Retirees absolutely pay income tax. Withdrawing from a traditional IRA/401k generates ordinary income at the current federal tax rate. And any capital gains is taxed (albeit at a lower rate) when sold. It's a fraction of what they likely paid during their career, but it is not nothing.
Depending on the country of retiring, this could have majority tax implications. It's a big reason why people choose to retire in certain states: additional income tax on retirement income is possible, depending on the state.
Even if not zero, retirees' income is much lower than working people on average, and that income is taxed at lower rates. Further, tax paid to the US doesn't help the retirement country.
If they're residing in the other country, they're supposed to be paying income taxes to that country, in addition to taxes to the US. The taxes to the US will probably be canceled out by the tax exemption they can claim for the taxes paid locally though, but they still have to file in the US unless they renounce their US citizenship.
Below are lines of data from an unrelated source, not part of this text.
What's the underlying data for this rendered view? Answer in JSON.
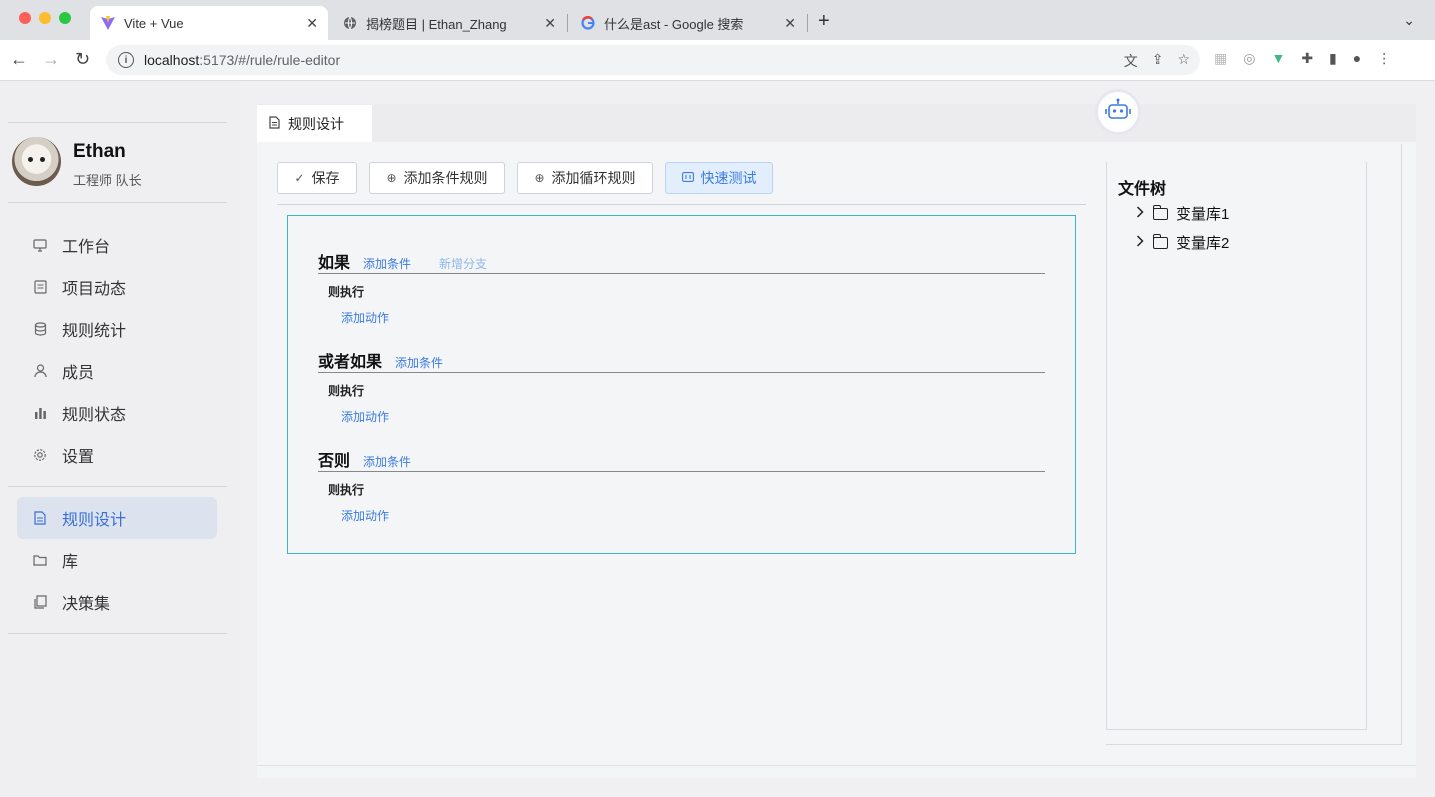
{
  "browser": {
    "tabs": [
      {
        "title": "Vite + Vue",
        "icon": "vite-icon",
        "active": true
      },
      {
        "title": "揭榜题目 | Ethan_Zhang",
        "icon": "globe-icon",
        "active": false
      },
      {
        "title": "什么是ast - Google 搜索",
        "icon": "google-icon",
        "active": false
      }
    ],
    "url_host": "localhost",
    "url_path": ":5173/#/rule/rule-editor"
  },
  "profile": {
    "name": "Ethan",
    "role": "工程师 队长"
  },
  "sidebar": {
    "items": [
      {
        "label": "工作台",
        "icon": "monitor-icon"
      },
      {
        "label": "项目动态",
        "icon": "news-icon"
      },
      {
        "label": "规则统计",
        "icon": "database-icon"
      },
      {
        "label": "成员",
        "icon": "user-icon"
      },
      {
        "label": "规则状态",
        "icon": "bar-chart-icon"
      },
      {
        "label": "设置",
        "icon": "gear-icon"
      }
    ],
    "items2": [
      {
        "label": "规则设计",
        "icon": "document-icon",
        "active": true
      },
      {
        "label": "库",
        "icon": "folder-icon"
      },
      {
        "label": "决策集",
        "icon": "copy-icon"
      }
    ]
  },
  "page_tab": {
    "label": "规则设计"
  },
  "toolbar": {
    "save": "保存",
    "add_condition_rule": "添加条件规则",
    "add_loop_rule": "添加循环规则",
    "quick_test": "快速测试"
  },
  "rule": {
    "if_title": "如果",
    "add_condition": "添加条件",
    "add_branch": "新增分支",
    "then": "则执行",
    "add_action": "添加动作",
    "else_if_title": "或者如果",
    "else_title": "否则"
  },
  "tree": {
    "title": "文件树",
    "items": [
      "变量库1",
      "变量库2"
    ]
  }
}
Very few people pay income taxes to a foreign government that they reside in unless they are actively working and collecting a paycheck. A passive income stream such as collecting social security or a pension is very rarely taxed. Even things like collecting rent as a landlord back in the home country or earning interest on a savings account there, are also very rarely taxed.
Then they're cheating on their taxes, and that government should probably look into how that person can afford to stay there with zero income. A lot of countries have tax treaties with the US to cover this sort of thing.
Depending on the country of retiring, this could have majority tax implications. It's a big reason why people choose to retire in certain states: additional income tax on retirement income is possible, depending on the state.